Department of Biomedical Engineering, Columbia University, New York, NY, 10027, USA.
Department of Medicine, Division of Hematology/Oncology, Columbia University Irving Medical Center, New York, NY, 10032, USA.
Sci Rep. 2022 Jan 11;12(1):559. doi: 10.1038/s41598-021-04286-5.
Identification of cognate interactions between antigen-specific T cells and dendritic cells (DCs) is essential to understanding immunity and tolerance, and for developing therapies for cancer and autoimmune diseases. Conventional techniques for selecting antigen-specific T cells are time-consuming and limited to pre-defined antigenic peptide sequences.
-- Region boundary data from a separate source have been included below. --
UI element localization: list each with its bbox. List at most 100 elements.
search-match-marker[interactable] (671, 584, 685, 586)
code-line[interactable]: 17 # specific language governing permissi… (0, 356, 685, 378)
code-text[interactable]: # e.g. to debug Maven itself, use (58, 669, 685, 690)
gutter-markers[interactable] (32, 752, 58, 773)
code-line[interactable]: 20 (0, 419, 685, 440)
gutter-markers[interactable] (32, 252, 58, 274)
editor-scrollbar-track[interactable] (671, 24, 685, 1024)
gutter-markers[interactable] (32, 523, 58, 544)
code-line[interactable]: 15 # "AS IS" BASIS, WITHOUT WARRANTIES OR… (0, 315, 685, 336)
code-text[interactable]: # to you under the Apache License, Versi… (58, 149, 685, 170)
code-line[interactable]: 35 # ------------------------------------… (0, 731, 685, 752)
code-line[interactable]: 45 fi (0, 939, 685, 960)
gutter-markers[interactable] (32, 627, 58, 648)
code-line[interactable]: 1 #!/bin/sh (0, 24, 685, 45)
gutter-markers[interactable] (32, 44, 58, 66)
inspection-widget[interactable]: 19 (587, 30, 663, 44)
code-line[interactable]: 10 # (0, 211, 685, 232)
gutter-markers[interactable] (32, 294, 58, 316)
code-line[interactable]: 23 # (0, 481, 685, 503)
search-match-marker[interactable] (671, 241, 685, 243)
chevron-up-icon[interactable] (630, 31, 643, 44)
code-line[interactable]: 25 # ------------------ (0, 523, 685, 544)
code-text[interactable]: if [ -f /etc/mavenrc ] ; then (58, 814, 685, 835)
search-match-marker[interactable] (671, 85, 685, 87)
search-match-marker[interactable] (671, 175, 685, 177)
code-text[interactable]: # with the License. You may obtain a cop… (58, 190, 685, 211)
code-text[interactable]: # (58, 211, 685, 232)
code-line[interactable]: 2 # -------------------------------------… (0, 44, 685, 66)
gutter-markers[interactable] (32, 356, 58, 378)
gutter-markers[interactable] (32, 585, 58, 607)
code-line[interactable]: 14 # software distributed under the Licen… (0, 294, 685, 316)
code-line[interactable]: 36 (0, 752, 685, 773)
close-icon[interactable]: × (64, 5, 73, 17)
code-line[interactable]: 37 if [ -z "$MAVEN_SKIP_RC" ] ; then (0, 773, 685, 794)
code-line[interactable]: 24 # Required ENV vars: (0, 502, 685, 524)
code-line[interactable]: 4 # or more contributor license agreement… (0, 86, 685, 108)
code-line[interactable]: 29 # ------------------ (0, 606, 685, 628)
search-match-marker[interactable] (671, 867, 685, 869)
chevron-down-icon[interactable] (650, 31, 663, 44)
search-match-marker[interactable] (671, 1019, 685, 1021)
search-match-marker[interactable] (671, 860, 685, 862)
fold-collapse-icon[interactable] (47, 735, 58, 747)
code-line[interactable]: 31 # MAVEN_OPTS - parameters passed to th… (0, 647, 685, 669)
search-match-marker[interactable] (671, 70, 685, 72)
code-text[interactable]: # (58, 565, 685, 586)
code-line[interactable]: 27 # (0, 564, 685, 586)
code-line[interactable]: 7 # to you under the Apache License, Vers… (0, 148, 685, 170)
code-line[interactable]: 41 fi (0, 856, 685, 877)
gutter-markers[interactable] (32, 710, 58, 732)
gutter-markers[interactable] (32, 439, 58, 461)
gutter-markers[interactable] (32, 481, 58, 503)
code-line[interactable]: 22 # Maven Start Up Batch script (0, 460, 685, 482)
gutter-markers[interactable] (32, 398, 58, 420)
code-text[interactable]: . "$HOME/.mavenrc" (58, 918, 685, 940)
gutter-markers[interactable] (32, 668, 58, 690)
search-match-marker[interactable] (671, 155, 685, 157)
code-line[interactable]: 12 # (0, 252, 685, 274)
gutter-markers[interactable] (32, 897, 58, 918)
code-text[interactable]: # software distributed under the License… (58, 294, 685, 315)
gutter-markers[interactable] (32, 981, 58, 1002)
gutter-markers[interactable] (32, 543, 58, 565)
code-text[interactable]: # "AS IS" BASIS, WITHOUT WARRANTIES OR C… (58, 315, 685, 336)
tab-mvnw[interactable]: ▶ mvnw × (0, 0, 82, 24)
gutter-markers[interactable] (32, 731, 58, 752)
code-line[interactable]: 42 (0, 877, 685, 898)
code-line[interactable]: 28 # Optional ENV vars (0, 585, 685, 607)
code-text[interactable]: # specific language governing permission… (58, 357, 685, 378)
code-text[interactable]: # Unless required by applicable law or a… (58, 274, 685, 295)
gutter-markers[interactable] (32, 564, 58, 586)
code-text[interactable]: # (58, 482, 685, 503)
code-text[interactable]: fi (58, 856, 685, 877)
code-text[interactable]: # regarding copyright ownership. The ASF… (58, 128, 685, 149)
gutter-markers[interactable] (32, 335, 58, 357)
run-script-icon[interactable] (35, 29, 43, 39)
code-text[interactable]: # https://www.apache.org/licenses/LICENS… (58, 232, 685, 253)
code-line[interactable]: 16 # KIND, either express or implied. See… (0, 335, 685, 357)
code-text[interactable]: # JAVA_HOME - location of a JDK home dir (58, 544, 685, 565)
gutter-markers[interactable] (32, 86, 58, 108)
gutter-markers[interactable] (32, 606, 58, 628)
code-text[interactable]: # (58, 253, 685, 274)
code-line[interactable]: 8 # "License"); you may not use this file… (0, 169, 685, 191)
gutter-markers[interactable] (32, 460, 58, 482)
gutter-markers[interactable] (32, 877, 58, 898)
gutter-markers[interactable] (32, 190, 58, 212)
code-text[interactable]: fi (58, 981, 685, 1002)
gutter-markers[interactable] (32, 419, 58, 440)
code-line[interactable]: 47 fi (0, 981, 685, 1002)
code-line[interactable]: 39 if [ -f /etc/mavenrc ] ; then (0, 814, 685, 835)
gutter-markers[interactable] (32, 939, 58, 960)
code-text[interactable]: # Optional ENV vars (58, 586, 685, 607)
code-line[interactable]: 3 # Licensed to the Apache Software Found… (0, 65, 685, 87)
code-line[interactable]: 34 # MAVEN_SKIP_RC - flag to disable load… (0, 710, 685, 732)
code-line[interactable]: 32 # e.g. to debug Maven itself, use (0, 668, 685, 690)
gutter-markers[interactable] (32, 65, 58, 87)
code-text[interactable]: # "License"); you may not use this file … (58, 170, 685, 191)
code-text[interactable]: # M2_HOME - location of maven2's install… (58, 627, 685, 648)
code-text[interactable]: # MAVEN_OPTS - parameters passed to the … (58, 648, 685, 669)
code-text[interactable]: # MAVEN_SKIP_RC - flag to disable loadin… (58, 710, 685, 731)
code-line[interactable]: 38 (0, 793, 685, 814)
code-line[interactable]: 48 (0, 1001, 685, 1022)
Here, we demonstrate the ability to use deep learning to rapidly classify videos of antigen-specific CD8 T cells. The trained model distinguishes distinct interaction dynamics (in motility and morphology) between cognate and non-cognate T cells and DCs over 20 to 80 min. The model classified high affinity antigen-specific CD8 T cells from OT-I mice with an area under the curve (AUC) of 0.91, and generalized well to other types of high and low affinity CD8 T cells. The classification accuracy achieved by the model was consistently higher than simple image analysis techniques, and conventional metrics used to differentiate between cognate and non-cognate T cells, such as speed. Also, we demonstrated that experimental addition of anti-CD40 antibodies improved model prediction. Overall, this method demonstrates the potential of video-based deep learning to rapidly classify cognate T cell-DC interactions, which may also be potentially integrated into high-throughput methods for selecting antigen-specific T cells in the future.
鉴定抗原特异性 T 细胞与树突状细胞(DCs)之间的同源相互作用对于理解免疫和耐受以及开发癌症和自身免疫性疾病的治疗方法至关重要。选择抗原特异性 T 细胞的传统技术既耗时又限于预先定义的抗原肽序列。在这里,我们展示了使用深度学习快速分类抗原特异性 CD8 T 细胞视频的能力。经过训练的模型可以区分同源和非同源 T 细胞与 DC 之间 20 到 80 分钟的不同相互作用动力学(在运动和形态上)。该模型以 0.91 的曲线下面积(AUC)从 OT-I 小鼠中分类高亲和力抗原特异性 CD8 T 细胞,并且很好地推广到其他类型的高亲和性和低亲和性 CD8 T 细胞。该模型的分类准确性始终高于简单的图像分析技术,以及传统的用于区分同源和非同源 T 细胞的指标,例如速度。此外,我们证明了添加抗 CD40 抗体可改善模型预测。总体而言,该方法证明了基于视频的深度学习快速分类同源 T 细胞-DC 相互作用的潜力,该方法将来也可能集成到高通量选择抗原特异性 T 细胞的方法中。